13/08/2023
La melissa
Famiglia: Labiate
Pianta: erbacea, perenne, alta fino a 80 cm
Fusto: Ogni pianta porta fin dalla base numerosi culti ramificati, a sezione quadra angolare Foglie: opposte, ovali o ellittiche, provviste di picciolo, rugose, hanno la superficie reticolata; di colore verde brillante, sono ricche di ghiandole contenenti olio essenziale.
Fiori: piccoli, con corolla a tubo di colore bianco o leggermente rosato, raccolti a ciuffi all’ascella delle foglie. Compaiono in estate
Frutti: (acheni) piccoli, rotondi e di colore bruno
Dove nasce e come si coltiva: pianta molto comune, nasce nei prati e nei pascoli umidi, lungo le siepi e sui ruderi fino a 1800 m di altitudine. Si riproduce per divisione de cespi in primavera o in autunno, oppure seminandola direttamente in terreno fresco, umido e ricco di humus.
Parti da utilizzare: le foglie e le sommità fiorite.
Quando si raccoglie: le foglie da utilizzare fresche in estate, quelle per la conservazione prima della fioritura; le sommità fiorite in estate.
Come si conserva: le foglie, private del picciolo, si essiccano rapidamente all’ombra e si conservano in recipienti ben chiusi. Le sommità fiorite si raccolgono tagliando i fusti e legandoli in mazzi che si lasciano essiccare capovolti all’ombra in posto ventilato; quindi si conservano in barattoli.
Una pianta che “dispone la mente e il cuore all’allegria”

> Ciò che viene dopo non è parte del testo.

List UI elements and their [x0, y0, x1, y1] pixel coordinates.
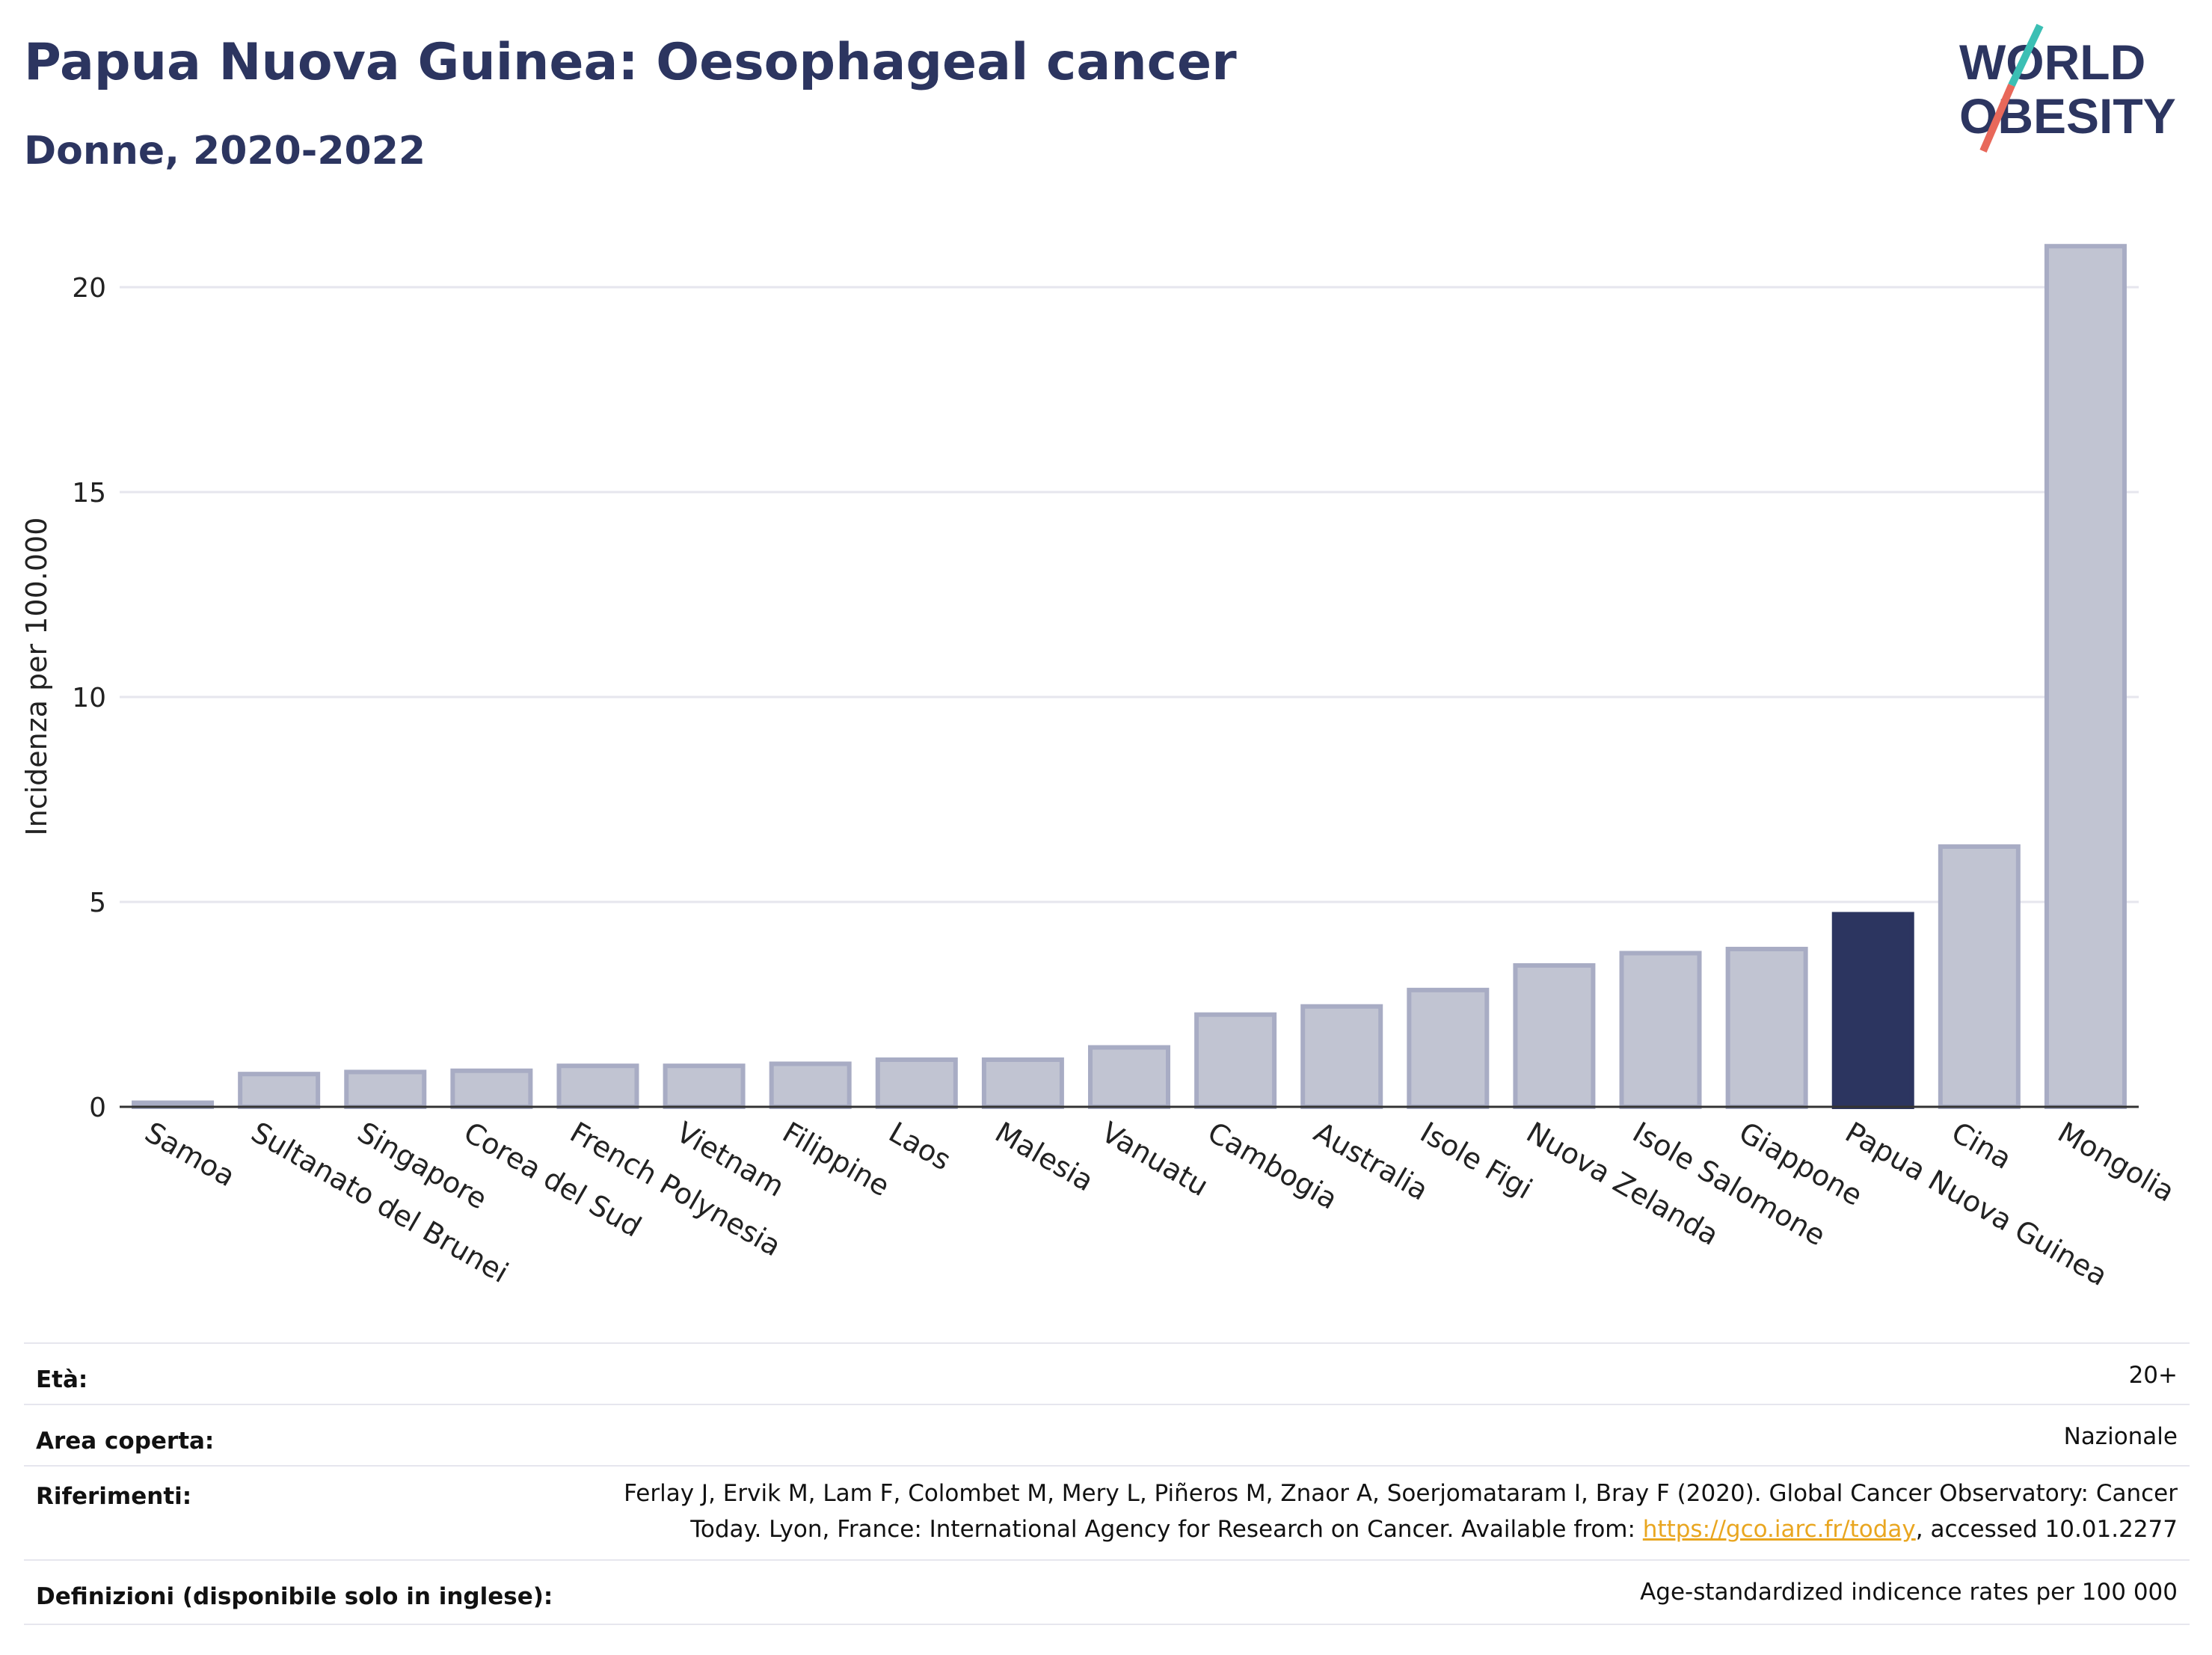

L’origine della parola melissa risale alla radice indoeuropea mel, dalla quale derivano termini come miele e idromele: parole che stanno a indicare la dolcezza e la sacralità della sostanza, visto che l’idromele altro non era che la mitica bevanda che scorreva a fiumi nel mondo dell’aldilà, e che il miele da sempre sta a simboleggiare sapienza e immortalità. Inoltre il termine melissa in greco serve anche a indicare l’ape, e sappiamo come questi piccoli insetti abbiano goduto di venerazione da parte delle civiltà antiche in virtù del loro legame con il sole. L’appellativo “Melissa” veniva inoltre attribuito nell’antica Grecia ad alcune donne di grandi virtù. “Melisse” erano anche le sacerdotesse dei misteri di Eleusi e di Efeso, nei cui segretissimi riti si usava il miele per lavare le mani e la lingua degli iniziati, al fine di rendere pure le loro parole e le loro azioni. Perché tanta riverenza di fronte a questa pianta? Innanzitutto per il fatto che le api ne sono irresistibilmente attratte, e poi perché da tempo immemorabile si scoprì la proprietà che più di ogni altra caratterizza la melissa: la sua capicità di risollevare lo spirito, vincere la depressione, il nervosismo, la malinconia: come scriveva Avicenna nel X secolo “la melissa dispone la mente e il cuore all’allegria”
Un rimedio contro lo stress.
Durante il Medioevo furono attribuite a questa erba una quantità smisurata di proprietà curative e tonificanti: l’Acqua di Melissa – prodotta dalle Carmelitane francesi – sembrava capace di porre rimedio a una serie infinita di disturbi, tra i quali coliche e indigestione; si consigliavano decotti ottenuti dalla pianta in casi di artrite, cefalea, mal di denti, pieghe, crampi. Carlo Magno aveva ordinato che la pianta fosse coltivata in tutti i giardini medicinali nel suo grande regno, perché ce ne fosse sempre abbondante disponibilità. Con il passare degli anni alcune di queste proprietà sono state smentite, ma la fama della melissa come potente rimedio per molti disturbi è stata in gran parte confermata. D’altro canto una pianta che agisce soprattutto sul sistema nervoso rendendo tranquillità a chi soffre per stress e depressione non può che suscitare un interesse sempre crescente nella società contemporanea.
Proprietà: antisettica, antinfiammatoria, antispasmodica, carminativo, antipiretica, digestiva, sedativa, stomachica. Ad uso interno, in caso di nervosismo, digestione difficile, inappetenza, ansia e depressione. Efficace contro il vomito durante la gravidanza. Pare inoltre che riduca il tasso di colesterolo e favorisca la secrezione della bile. Ad uso esterno, per frizioni in caso di dolori reumatici e nevralgie compreso il mal di testa. Le pomate a base di melissa facilitano il decorso di attacchi di herpes simplex e riducono la possibilità recidiva. Le foglie fresche pestate si applicano sulla cute colpita da punture di insetti.
Leggere fa bene alla salute, non solo del corpo, ma anche dell'anima. ECCO PERCHÉ MELISSA!